My mother died when I was 19 years old. For years after her death, the sight and smell of roses reminded me of her funeral. To me, they looked like death - especially red roses. I thought that the thorns were proof positive that God did not want us to pick these things. Some time after I got sober, when I was well into my 30s, I came to love the fragrance of roses. Then I came to love the beauty of them. Then I came to love to grow them.
I am so grateful for the willingness to change. I believe that it is a requirement if I want to stay sober.
I cannot hang onto resentment and hatred and live peacefully. I don't believe I can stay sober for long in a non-peaceful way. I have had periods of time when my life was utter chaos. I had a terrible marriage in sobriety. The man stole my money. He beat me up. He broke some of my bones. I was angry. I was hurt. It was terrible.

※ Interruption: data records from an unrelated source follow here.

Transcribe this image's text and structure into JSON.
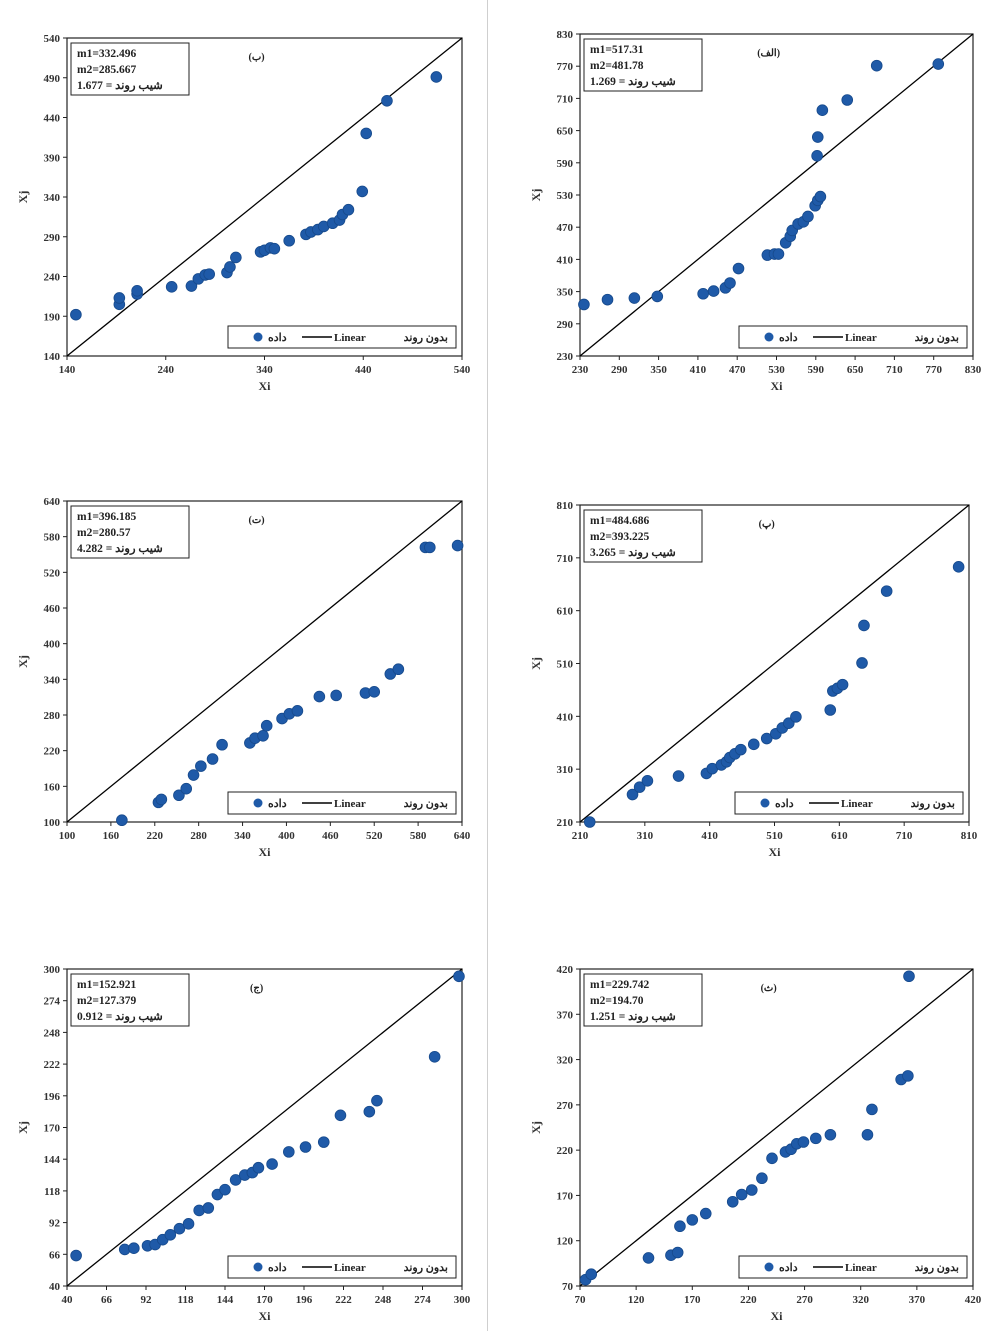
{
  "figure": {
    "colors": {
      "point": "#1f5aa8",
      "point_edge": "#174a8c",
      "line": "#000000",
      "frame": "#222222",
      "divider": "#cfcfcf"
    }
  },
  "chart_data": [
    {
      "type": "scatter",
      "panel": "ب",
      "xlabel": "Xi",
      "ylabel": "Xj",
      "xlim": [
        140,
        540
      ],
      "ylim": [
        140,
        540
      ],
      "ticks": [
        140,
        240,
        340,
        440,
        540
      ],
      "yticks": [
        140,
        190,
        240,
        290,
        340,
        390,
        440,
        490,
        540
      ],
      "stats": [
        "m1=332.496",
        "m2=285.667",
        "شیب روند = 1.677"
      ],
      "legend": {
        "points": "داده",
        "line": "Linear",
        "extra": "بدون روند"
      },
      "points": [
        [
          149,
          192
        ],
        [
          193,
          205
        ],
        [
          193,
          213
        ],
        [
          211,
          218
        ],
        [
          211,
          222
        ],
        [
          246,
          227
        ],
        [
          266,
          228
        ],
        [
          273,
          237
        ],
        [
          280,
          242
        ],
        [
          284,
          243
        ],
        [
          302,
          245
        ],
        [
          305,
          252
        ],
        [
          311,
          264
        ],
        [
          336,
          271
        ],
        [
          340,
          273
        ],
        [
          346,
          276
        ],
        [
          350,
          275
        ],
        [
          365,
          285
        ],
        [
          382,
          293
        ],
        [
          387,
          296
        ],
        [
          394,
          299
        ],
        [
          400,
          303
        ],
        [
          409,
          307
        ],
        [
          416,
          311
        ],
        [
          419,
          318
        ],
        [
          425,
          324
        ],
        [
          439,
          347
        ],
        [
          443,
          420
        ],
        [
          464,
          461
        ],
        [
          514,
          491
        ]
      ]
    },
    {
      "type": "scatter",
      "panel": "الف",
      "xlabel": "Xi",
      "ylabel": "Xj",
      "xlim": [
        230,
        830
      ],
      "ylim": [
        230,
        830
      ],
      "ticks": [
        230,
        290,
        350,
        410,
        470,
        530,
        590,
        650,
        710,
        770,
        830
      ],
      "yticks": [
        230,
        290,
        350,
        410,
        470,
        530,
        590,
        650,
        710,
        770,
        830
      ],
      "stats": [
        "m1=517.31",
        "m2=481.78",
        "شیب روند = 1.269"
      ],
      "legend": {
        "points": "داده",
        "line": "Linear",
        "extra": "بدون روند"
      },
      "points": [
        [
          236,
          326
        ],
        [
          272,
          335
        ],
        [
          313,
          338
        ],
        [
          348,
          341
        ],
        [
          418,
          346
        ],
        [
          434,
          351
        ],
        [
          452,
          357
        ],
        [
          459,
          366
        ],
        [
          472,
          393
        ],
        [
          516,
          418
        ],
        [
          527,
          420
        ],
        [
          533,
          420
        ],
        [
          544,
          441
        ],
        [
          551,
          453
        ],
        [
          554,
          464
        ],
        [
          563,
          476
        ],
        [
          571,
          480
        ],
        [
          578,
          490
        ],
        [
          589,
          510
        ],
        [
          593,
          520
        ],
        [
          597,
          527
        ],
        [
          592,
          603
        ],
        [
          593,
          638
        ],
        [
          600,
          688
        ],
        [
          638,
          707
        ],
        [
          683,
          771
        ],
        [
          777,
          774
        ]
      ]
    },
    {
      "type": "scatter",
      "panel": "ت",
      "xlabel": "Xi",
      "ylabel": "Xj",
      "xlim": [
        100,
        640
      ],
      "ylim": [
        100,
        640
      ],
      "ticks": [
        100,
        160,
        220,
        280,
        340,
        400,
        460,
        520,
        580,
        640
      ],
      "yticks": [
        100,
        160,
        220,
        280,
        340,
        400,
        460,
        520,
        580,
        640
      ],
      "stats": [
        "m1=396.185",
        "m2=280.57",
        "شیب روند = 4.282"
      ],
      "legend": {
        "points": "داده",
        "line": "Linear",
        "extra": "بدون روند"
      },
      "points": [
        [
          175,
          103
        ],
        [
          225,
          133
        ],
        [
          229,
          138
        ],
        [
          253,
          145
        ],
        [
          263,
          156
        ],
        [
          273,
          179
        ],
        [
          283,
          194
        ],
        [
          299,
          206
        ],
        [
          312,
          230
        ],
        [
          350,
          233
        ],
        [
          357,
          241
        ],
        [
          368,
          245
        ],
        [
          373,
          262
        ],
        [
          394,
          274
        ],
        [
          404,
          282
        ],
        [
          415,
          287
        ],
        [
          445,
          311
        ],
        [
          468,
          313
        ],
        [
          508,
          317
        ],
        [
          520,
          319
        ],
        [
          542,
          349
        ],
        [
          553,
          357
        ],
        [
          590,
          562
        ],
        [
          596,
          562
        ],
        [
          634,
          565
        ]
      ]
    },
    {
      "type": "scatter",
      "panel": "پ",
      "xlabel": "Xi",
      "ylabel": "Xj",
      "xlim": [
        210,
        810
      ],
      "ylim": [
        210,
        810
      ],
      "ticks": [
        210,
        310,
        410,
        510,
        610,
        710,
        810
      ],
      "yticks": [
        210,
        310,
        410,
        510,
        610,
        710,
        810
      ],
      "stats": [
        "m1=484.686",
        "m2=393.225",
        "شیب روند = 3.265"
      ],
      "legend": {
        "points": "داده",
        "line": "Linear",
        "extra": "بدون روند"
      },
      "points": [
        [
          225,
          210
        ],
        [
          291,
          262
        ],
        [
          302,
          276
        ],
        [
          314,
          288
        ],
        [
          362,
          297
        ],
        [
          405,
          302
        ],
        [
          414,
          311
        ],
        [
          428,
          318
        ],
        [
          436,
          324
        ],
        [
          441,
          332
        ],
        [
          449,
          339
        ],
        [
          458,
          347
        ],
        [
          478,
          357
        ],
        [
          498,
          368
        ],
        [
          512,
          377
        ],
        [
          522,
          388
        ],
        [
          532,
          397
        ],
        [
          543,
          409
        ],
        [
          596,
          422
        ],
        [
          600,
          458
        ],
        [
          607,
          463
        ],
        [
          615,
          470
        ],
        [
          645,
          511
        ],
        [
          648,
          582
        ],
        [
          683,
          647
        ],
        [
          794,
          693
        ]
      ]
    },
    {
      "type": "scatter",
      "panel": "ج",
      "xlabel": "Xi",
      "ylabel": "Xj",
      "xlim": [
        40,
        300
      ],
      "ylim": [
        40,
        300
      ],
      "ticks": [
        40,
        66,
        92,
        118,
        144,
        170,
        196,
        222,
        248,
        274,
        300
      ],
      "yticks": [
        40,
        66,
        92,
        118,
        144,
        170,
        196,
        222,
        248,
        274,
        300
      ],
      "stats": [
        "m1=152.921",
        "m2=127.379",
        "شیب روند = 0.912"
      ],
      "legend": {
        "points": "داده",
        "line": "Linear",
        "extra": "بدون روند"
      },
      "points": [
        [
          46,
          65
        ],
        [
          78,
          70
        ],
        [
          84,
          71
        ],
        [
          93,
          73
        ],
        [
          98,
          74
        ],
        [
          103,
          78
        ],
        [
          108,
          82
        ],
        [
          114,
          87
        ],
        [
          120,
          91
        ],
        [
          127,
          102
        ],
        [
          133,
          104
        ],
        [
          139,
          115
        ],
        [
          144,
          119
        ],
        [
          151,
          127
        ],
        [
          157,
          131
        ],
        [
          162,
          133
        ],
        [
          166,
          137
        ],
        [
          175,
          140
        ],
        [
          186,
          150
        ],
        [
          197,
          154
        ],
        [
          209,
          158
        ],
        [
          220,
          180
        ],
        [
          239,
          183
        ],
        [
          244,
          192
        ],
        [
          282,
          228
        ],
        [
          298,
          294
        ]
      ]
    },
    {
      "type": "scatter",
      "panel": "ث",
      "xlabel": "Xi",
      "ylabel": "Xj",
      "xlim": [
        70,
        420
      ],
      "ylim": [
        70,
        420
      ],
      "ticks": [
        70,
        120,
        170,
        220,
        270,
        320,
        370,
        420
      ],
      "yticks": [
        70,
        120,
        170,
        220,
        270,
        320,
        370,
        420
      ],
      "stats": [
        "m1=229.742",
        "m2=194.70",
        "شیب روند = 1.251"
      ],
      "legend": {
        "points": "داده",
        "line": "Linear",
        "extra": "بدون روند"
      },
      "points": [
        [
          75,
          77
        ],
        [
          80,
          83
        ],
        [
          131,
          101
        ],
        [
          151,
          104
        ],
        [
          157,
          107
        ],
        [
          159,
          136
        ],
        [
          170,
          143
        ],
        [
          182,
          150
        ],
        [
          206,
          163
        ],
        [
          214,
          171
        ],
        [
          223,
          176
        ],
        [
          232,
          189
        ],
        [
          241,
          211
        ],
        [
          253,
          218
        ],
        [
          258,
          221
        ],
        [
          263,
          227
        ],
        [
          269,
          229
        ],
        [
          280,
          233
        ],
        [
          293,
          237
        ],
        [
          326,
          237
        ],
        [
          330,
          265
        ],
        [
          356,
          298
        ],
        [
          362,
          302
        ],
        [
          363,
          412
        ]
      ]
    }
  ]
}
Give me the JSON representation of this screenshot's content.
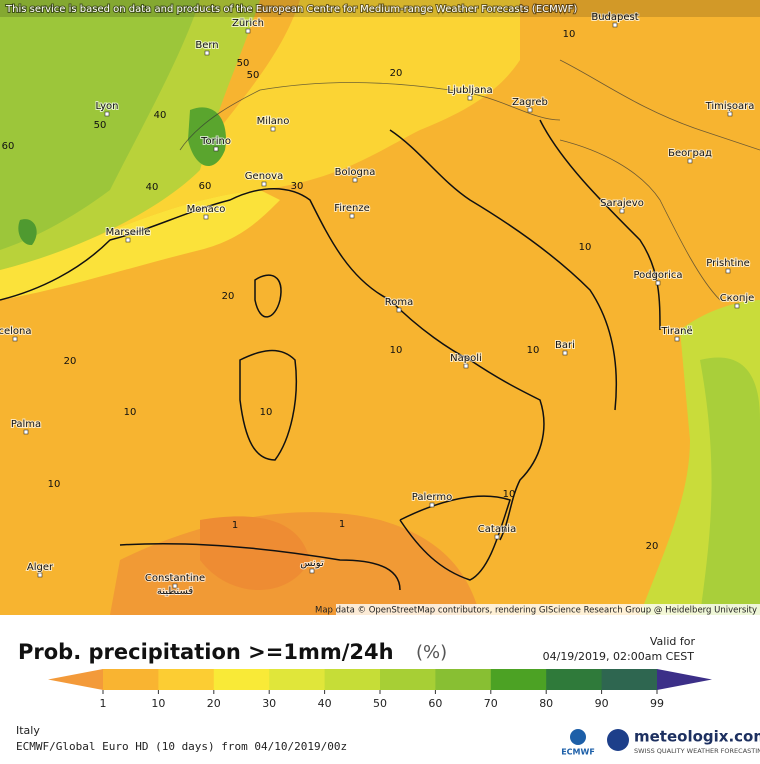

If I wanted to hang onto that "justifiable" anger, I probably would have lost my life by now. I certainly would have lost my sobriety. I don't believe I have the power to let go of these things myself, but with the help of God, a sponsor, and the twelve steps of Alcoholics Anonymous, everything changes. My heart changed.
What a wonderful thing it is to have my life be full of love today instead. If my heart was full of hatred, there would be no room for love. Today I spoke with a sponsee who is hurting. What a blessing it is to be able to be an ear for her. What a super blessing it is to be able to offer some specific suggestions - for how to get rid of some of the pain.
I really never forget where I came from. Never.
It makes those roses smell that much sweeter.